The high spore quality, high spore germination, and high pathogenicity obtained using the methods used could be due to proper drying and harvesting of spores under controlled low temperature and relative humidity, which are factors recognized to cause a fast degradation of spore viability (Bateman, 1995).
The diphasic liquid—solid fermentation methodology is not suitable for B. bassiana powder spore production on an industrial scale because of its low efficiency and massive rice substrate requirement. This is illustrated in Table 5: to apply 5×1013 spores per hectare of 5000 cof- fee trees, 1×1010 spores per tree are needed. This would require 39.2 kg of dry cultures and 92.3 kg of cooked rice (wet weight). To spray 1000 ha would require 92,336 kg of cooked rice, which is clearly preposterous. Such a figure is also quite difficult to manage and scale up to industrial production, even in developing countries where labor is relatively inexpensive.
To carry out this production also requires laboratory facilities for cooking and sterilizing the rice, inoculum media, packing material and labor, a place to keep the culture while it develops, space and labor for spore harvesting, plus the hazardous risk to the workers exposed to airborne spores.
B. bassiana spore production needs to be highly efficient and productive to make a successful, inexpensive mycopesticide based solely on B. bassiana spores. Current diphasic liquid solid fermentation technologies are incapable of yielding mycoinsecticide concentrations higher than 1×1010 (Jenkins 1995). In addition to production constraints, entomopthogenic fungi have to compete against chemical insecticides and require several applications during the crop cycle (Yendol and Roberts 1970). They also need to be comparable in terms of efficacy, achieving mortality rates higher than 80 % under field conditions (Thomas et al. 1997).

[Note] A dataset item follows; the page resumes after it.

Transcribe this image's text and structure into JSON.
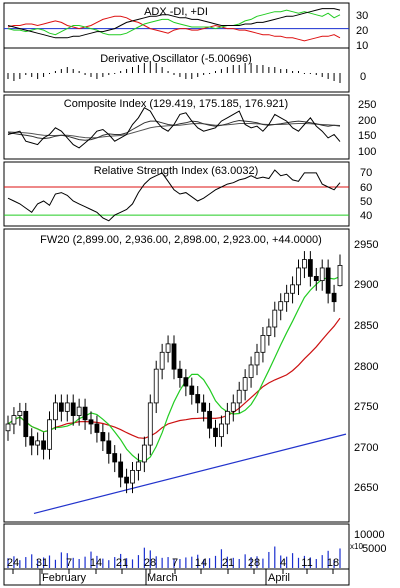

The methodology evaluated in this study allows for the production of high quality B. bassiana spores, but the quantities produced are only suitable for small-scale laboratory and field trials. All the constraints analyzed above do not imply that the use of B. bassiana against the coffee berry borer should be stopped. In addition to this fungus being the most important natural enemy of the coffee berry borer (Ruíz 1996), field studies using B. bassiana and have shown that it is a promising strategy and a key component of the integrated pest management of the coffee berry borer even though they are in their initial stages (Posada 1998; De la Rosa et al. 2000; Haraprasad et al. 2001; Posada et al. 2004). The use of entomopathogenic fungi is a technology that is still being developed and improvements in production, formulation and field application are needed. There are several alternatives for using the fungus against the coffee berry borer, such as “inoculum-introduction” or “augmentative -inoculative strategies” (Hajek 1993) that can contribute to an epizootic condition and create a permanent mortality factor in the field.
Table 5.
Relationship between time of harvest, spores produced by Beauveria bassiana 9002 cultured on wet rice, spore concentration and the production of wet and dry rice necessary to treat a number of coffee trees and hectares.
Acknowledgments
Thanks to the British government through ODA, IIBC, the British Council and to the Federación Nacional de Cafeteros de Colombia through Cenicafé for financing this research. Thanks to Monica Pava- Ripoll, Tony Little, Marion Seier, Valerie Walters, Adrian Leach, Carlos Quintero, Eduardo Osorio and Patricia Marín for their help. Fernando Vega and Ann Simpkins provided helpful review and comments on an early version of the manuscript.